No, that’s wrong. The biggest problem is an abnormal elastic fiber arrangement—the elastic fibers do not cross the midline as they normally do, so there is nothing to keep the space closed. It is true that there often is a wide space and usually there is excessive fibrous tissue between the teeth that needs surgical removal, but the space can be closed without great difficulty. Both the crowns and roots of the teeth are normal and do not affect treatment and retention.

Question 14

(A) After a maxillary central diastema is closed, a bonded lingual retainer is the best choice because (B) a removable retainer clips the teeth tightly.

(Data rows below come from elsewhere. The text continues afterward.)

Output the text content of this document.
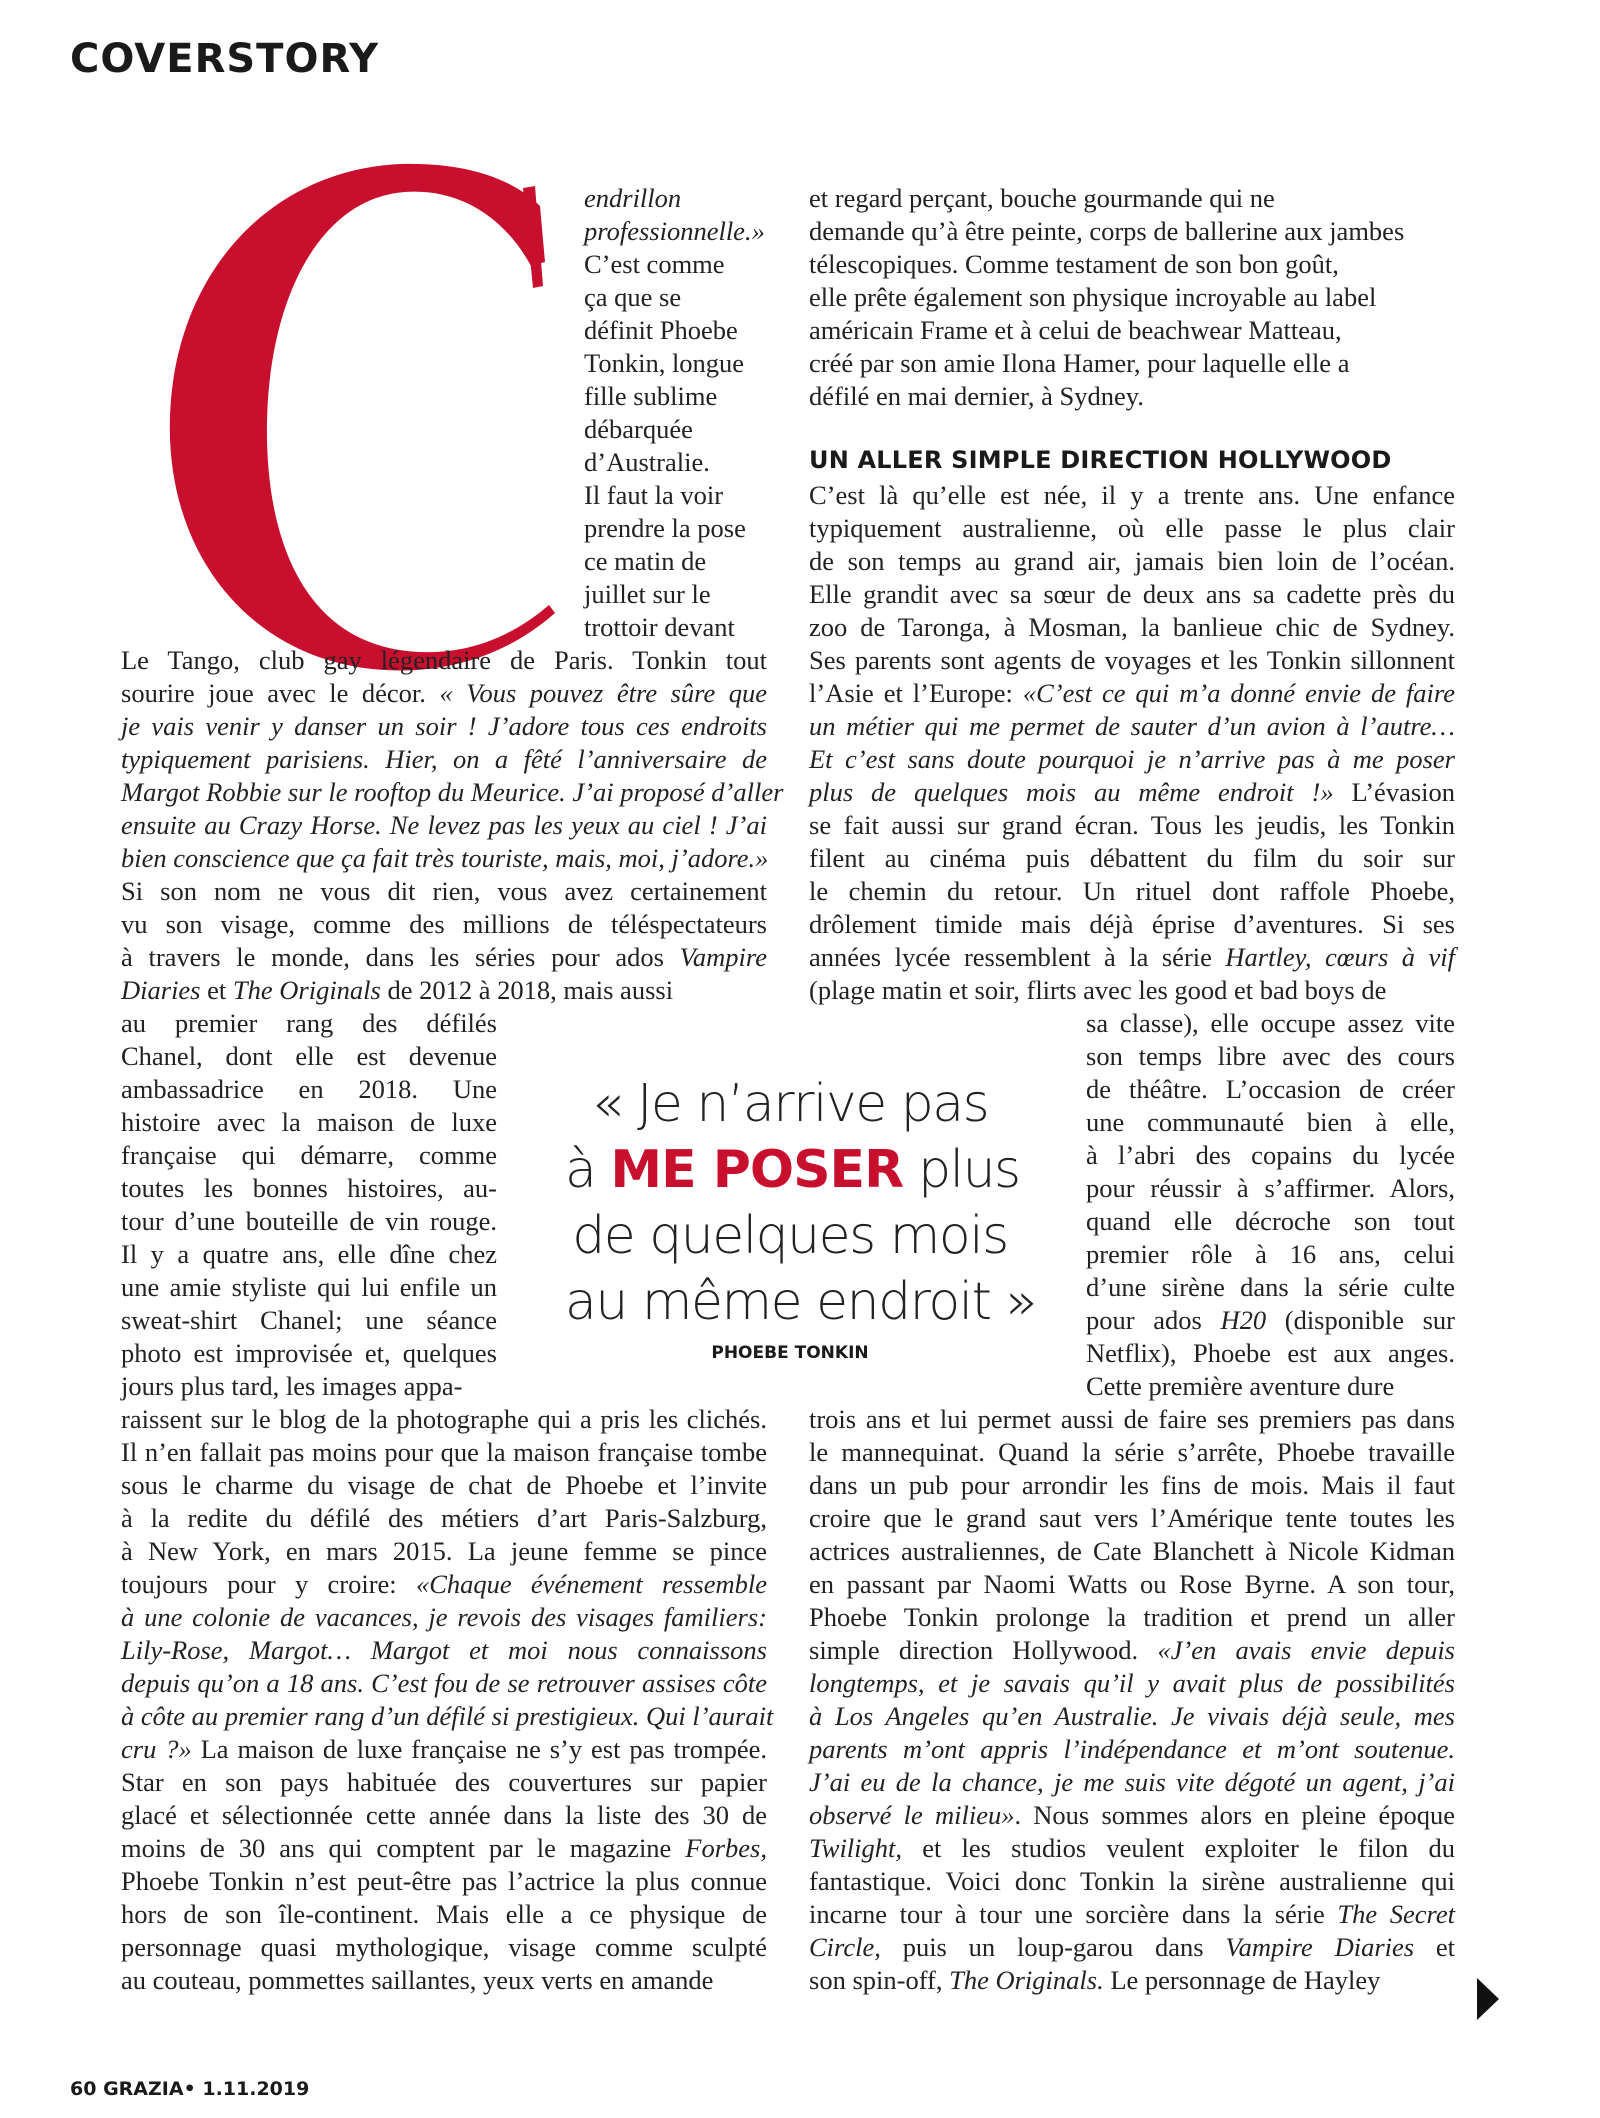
COVERSTORY
endrillon
professionnelle.»
C’est comme
ça que se
définit Phoebe
Tonkin, longue
fille sublime
débarquée
d’Australie.
Il faut la voir
prendre la pose
ce matin de
juillet sur le
trottoir devant
Le Tango, club gay légendaire de Paris. Tonkin tout
sourire joue avec le décor. « Vous pouvez être sûre que
je vais venir y danser un soir ! J’adore tous ces endroits
typiquement parisiens. Hier, on a fêté l’anniversaire de
Margot Robbie sur le rooftop du Meurice. J’ai proposé d’aller
ensuite au Crazy Horse. Ne levez pas les yeux au ciel ! J’ai
bien conscience que ça fait très touriste, mais, moi, j’adore.»
Si son nom ne vous dit rien, vous avez certainement
vu son visage, comme des millions de téléspectateurs
à travers le monde, dans les séries pour ados Vampire
Diaries et The Originals de 2012 à 2018, mais aussi
au premier rang des défilés
Chanel, dont elle est devenue
ambassadrice en 2018. Une
histoire avec la maison de luxe
française qui démarre, comme
toutes les bonnes histoires, au-
tour d’une bouteille de vin rouge.
Il y a quatre ans, elle dîne chez
une amie styliste qui lui enfile un
sweat-shirt Chanel; une séance
photo est improvisée et, quelques
jours plus tard, les images appa-
raissent sur le blog de la photographe qui a pris les clichés.
Il n’en fallait pas moins pour que la maison française tombe
sous le charme du visage de chat de Phoebe et l’invite
à la redite du défilé des métiers d’art Paris-Salzburg,
à New York, en mars 2015. La jeune femme se pince
toujours pour y croire: «Chaque événement ressemble
à une colonie de vacances, je revois des visages familiers:
Lily-Rose, Margot… Margot et moi nous connaissons
depuis qu’on a 18 ans. C’est fou de se retrouver assises côte
à côte au premier rang d’un défilé si prestigieux. Qui l’aurait
cru ?» La maison de luxe française ne s’y est pas trompée.
Star en son pays habituée des couvertures sur papier
glacé et sélectionnée cette année dans la liste des 30 de
moins de 30 ans qui comptent par le magazine Forbes,
Phoebe Tonkin n’est peut-être pas l’actrice la plus connue
hors de son île-continent. Mais elle a ce physique de
personnage quasi mythologique, visage comme sculpté
au couteau, pommettes saillantes, yeux verts en amande
et regard perçant, bouche gourmande qui ne
demande qu’à être peinte, corps de ballerine aux jambes
télescopiques. Comme testament de son bon goût,
elle prête également son physique incroyable au label
américain Frame et à celui de beachwear Matteau,
créé par son amie Ilona Hamer, pour laquelle elle a
défilé en mai dernier, à Sydney.
UN ALLER SIMPLE DIRECTION HOLLYWOOD
C’est là qu’elle est née, il y a trente ans. Une enfance
typiquement australienne, où elle passe le plus clair
de son temps au grand air, jamais bien loin de l’océan.
Elle grandit avec sa sœur de deux ans sa cadette près du
zoo de Taronga, à Mosman, la banlieue chic de Sydney.
Ses parents sont agents de voyages et les Tonkin sillonnent
l’Asie et l’Europe: «C’est ce qui m’a donné envie de faire
un métier qui me permet de sauter d’un avion à l’autre…
Et c’est sans doute pourquoi je n’arrive pas à me poser
plus de quelques mois au même endroit !» L’évasion
se fait aussi sur grand écran. Tous les jeudis, les Tonkin
filent au cinéma puis débattent du film du soir sur
le chemin du retour. Un rituel dont raffole Phoebe,
drôlement timide mais déjà éprise d’aventures. Si ses
années lycée ressemblent à la série Hartley, cœurs à vif
(plage matin et soir, flirts avec les good et bad boys de
sa classe), elle occupe assez vite
son temps libre avec des cours
de théâtre. L’occasion de créer
une communauté bien à elle,
à l’abri des copains du lycée
pour réussir à s’affirmer. Alors,
quand elle décroche son tout
premier rôle à 16 ans, celui
d’une sirène dans la série culte
pour ados H20 (disponible sur
Netflix), Phoebe est aux anges.
Cette première aventure dure
trois ans et lui permet aussi de faire ses premiers pas dans
le mannequinat. Quand la série s’arrête, Phoebe travaille
dans un pub pour arrondir les fins de mois. Mais il faut
croire que le grand saut vers l’Amérique tente toutes les
actrices australiennes, de Cate Blanchett à Nicole Kidman
en passant par Naomi Watts ou Rose Byrne. A son tour,
Phoebe Tonkin prolonge la tradition et prend un aller
simple direction Hollywood. «J’en avais envie depuis
longtemps, et je savais qu’il y avait plus de possibilités
à Los Angeles qu’en Australie. Je vivais déjà seule, mes
parents m’ont appris l’indépendance et m’ont soutenue.
J’ai eu de la chance, je me suis vite dégoté un agent, j’ai
observé le milieu». Nous sommes alors en pleine époque
Twilight, et les studios veulent exploiter le filon du
fantastique. Voici donc Tonkin la sirène australienne qui
incarne tour à tour une sorcière dans la série The Secret
Circle, puis un loup-garou dans Vampire Diaries et
son spin-off, The Originals. Le personnage de Hayley
« Je n’arrive pas
à ME POSER plus
de quelques mois
au même endroit »
PHOEBE TONKIN
60 GRAZIA• 1.11.2019
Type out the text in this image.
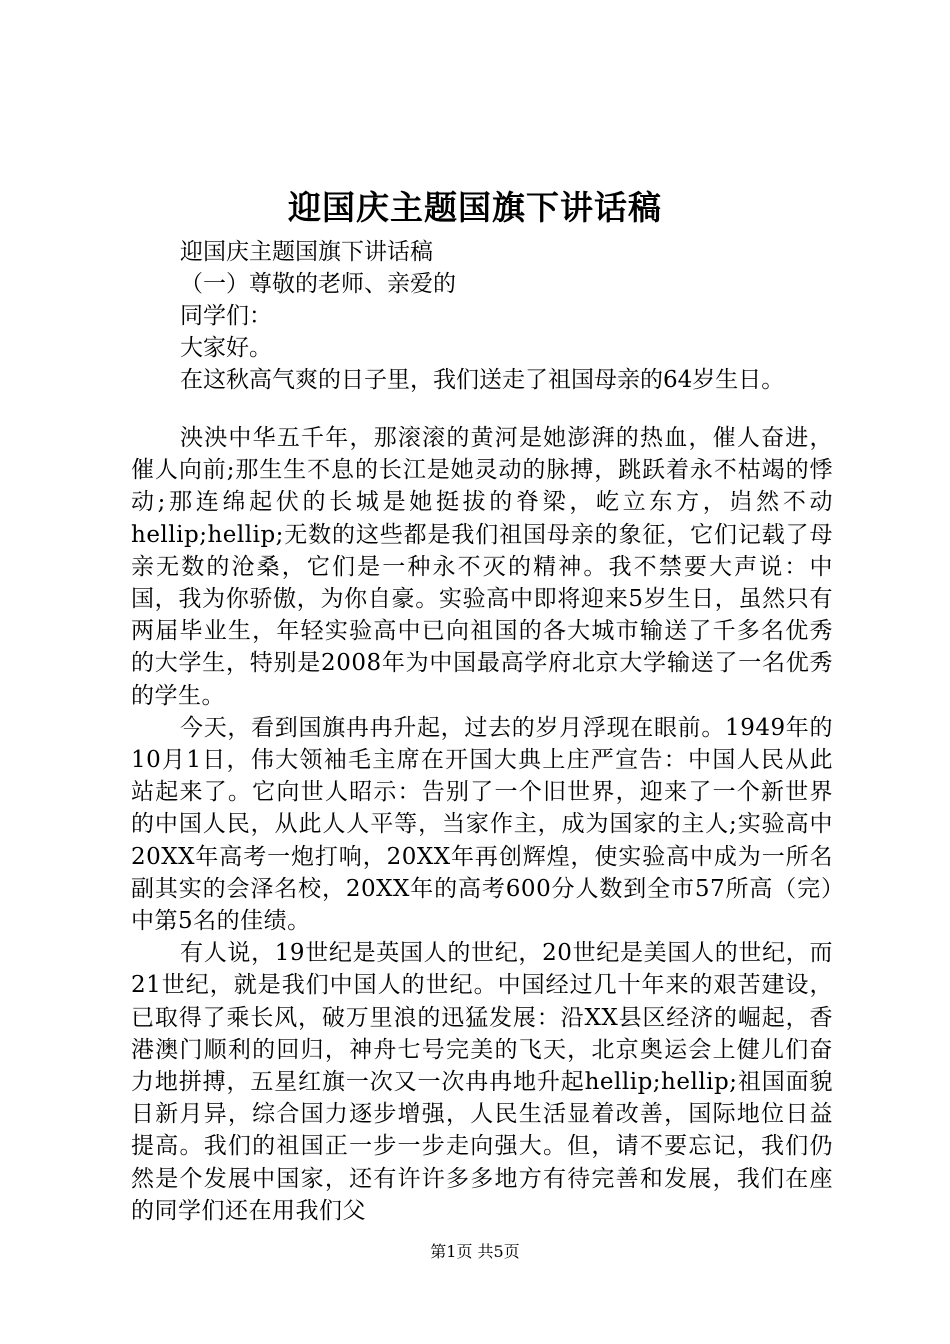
迎国庆主题国旗下讲话稿
迎国庆主题国旗下讲话稿
（一）尊敬的老师、亲爱的
同学们：
大家好。
在这秋高气爽的日子里，我们送走了祖国母亲的64岁生日。

泱泱中华五千年，那滚滚的黄河是她澎湃的热血，催人奋进，催人向前;那生生不息的长江是她灵动的脉搏，跳跃着永不枯竭的悸动;那连绵起伏的长城是她挺拔的脊梁，屹立东方，岿然不动hellip;hellip;无数的这些都是我们祖国母亲的象征，它们记载了母亲无数的沧桑，它们是一种永不灭的精神。我不禁要大声说：中国，我为你骄傲，为你自豪。实验高中即将迎来5岁生日，虽然只有两届毕业生，年轻实验高中已向祖国的各大城市输送了千多名优秀的大学生，特别是2008年为中国最高学府北京大学输送了一名优秀的学生。

今天，看到国旗冉冉升起，过去的岁月浮现在眼前。1949年的10月1日，伟大领袖毛主席在开国大典上庄严宣告：中国人民从此站起来了。它向世人昭示：告别了一个旧世界，迎来了一个新世界的中国人民，从此人人平等，当家作主，成为国家的主人;实验高中20XX年高考一炮打响，20XX年再创辉煌，使实验高中成为一所名副其实的会泽名校，20XX年的高考600分人数到全市57所高（完）中第5名的佳绩。

有人说，19世纪是英国人的世纪，20世纪是美国人的世纪，而21世纪，就是我们中国人的世纪。中国经过几十年来的艰苦建设，已取得了乘长风，破万里浪的迅猛发展：沿XX县区经济的崛起，香港澳门顺利的回归，神舟七号完美的飞天，北京奥运会上健儿们奋力地拼搏，五星红旗一次又一次冉冉地升起hellip;hellip;祖国面貌日新月异，综合国力逐步增强，人民生活显着改善，国际地位日益提高。我们的祖国正一步一步走向强大。但，请不要忘记，我们仍然是个发展中国家，还有许许多多地方有待完善和发展，我们在座的同学们还在用我们父

第1页 共5页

  1. A true, B true, related
  2. A true, B true, not related ✓
  3. A true, B false
  4. A false, B true
  5. A and B false

Correct

That’s correct. Both statements are true, but the second statement is not why a bonded retainer is the best choice. The space between the maxillary incisors after a central diastema has been closed usually pops open a little every time a removable retainer is removed, and then the teeth are pushed back together when the retainer is re-inserted. That means the teeth are continually jiggled back and forth. This keeps them from tightening up as the PDL is reorganized and may lead to root resorption—so a fixed retainer is more physiologic as well as more esthetic.

Incorrect

No, that’s wrong, both statements are true, but the second statement is not why a bonded retainer is the best choice. The space between the maxillary incisors after a central diastema has been closed usually pops open a little every time a removable retainer is removed, and then the teeth are pushed back together when the retainer is re-inserted. That means the teeth are continually jiggled back and forth. This keeps them from tightening up as the PDL is reorganized and may lead to root resorption—so a fixed retainer is more physiologic as well as more esthetic.

Question 15

(A) The most likely mechanism by which high-intensity light accelerates tooth movement (if it does) is increased blood flow because (B) light chills the tissues it affects and cold is known to facilitate healing. These statements are:

  1. A true, B true, related
  2. A true, B true, not related
  3. A true, B false ✓
  4. A false, B true
  5. A and B false

Correct

That’s right, A is true and B is false. Light energy is known to heat tissues, heating tissues is known to increase blood flow, and increased blood flow seems to facilitate tooth movement, so A is the most likely mechanism at present—though the mechanism is not understood.. Even though correctly-timed cold can facilitate healing after injury, light doesn’t chill tissues, so B is incorrect. What is the real mechanism for tissue-penetrating light? That’s still unknown.

Incorrect

No, that’s incorrect. A is true and B is false. Light energy is known to heat tissues, heating tissues is known to increase blood flow, and increased blood flow seems to facilitate tooth movement, so A is the most likely mechanism at present—though the mechanism is not understood. Even though correctly-timed cold can facilitate healing after injury, light doesn’t chill tissues, so B is incorrect. What is the real mechanism for tissue-penetrating light? That’s still unknown.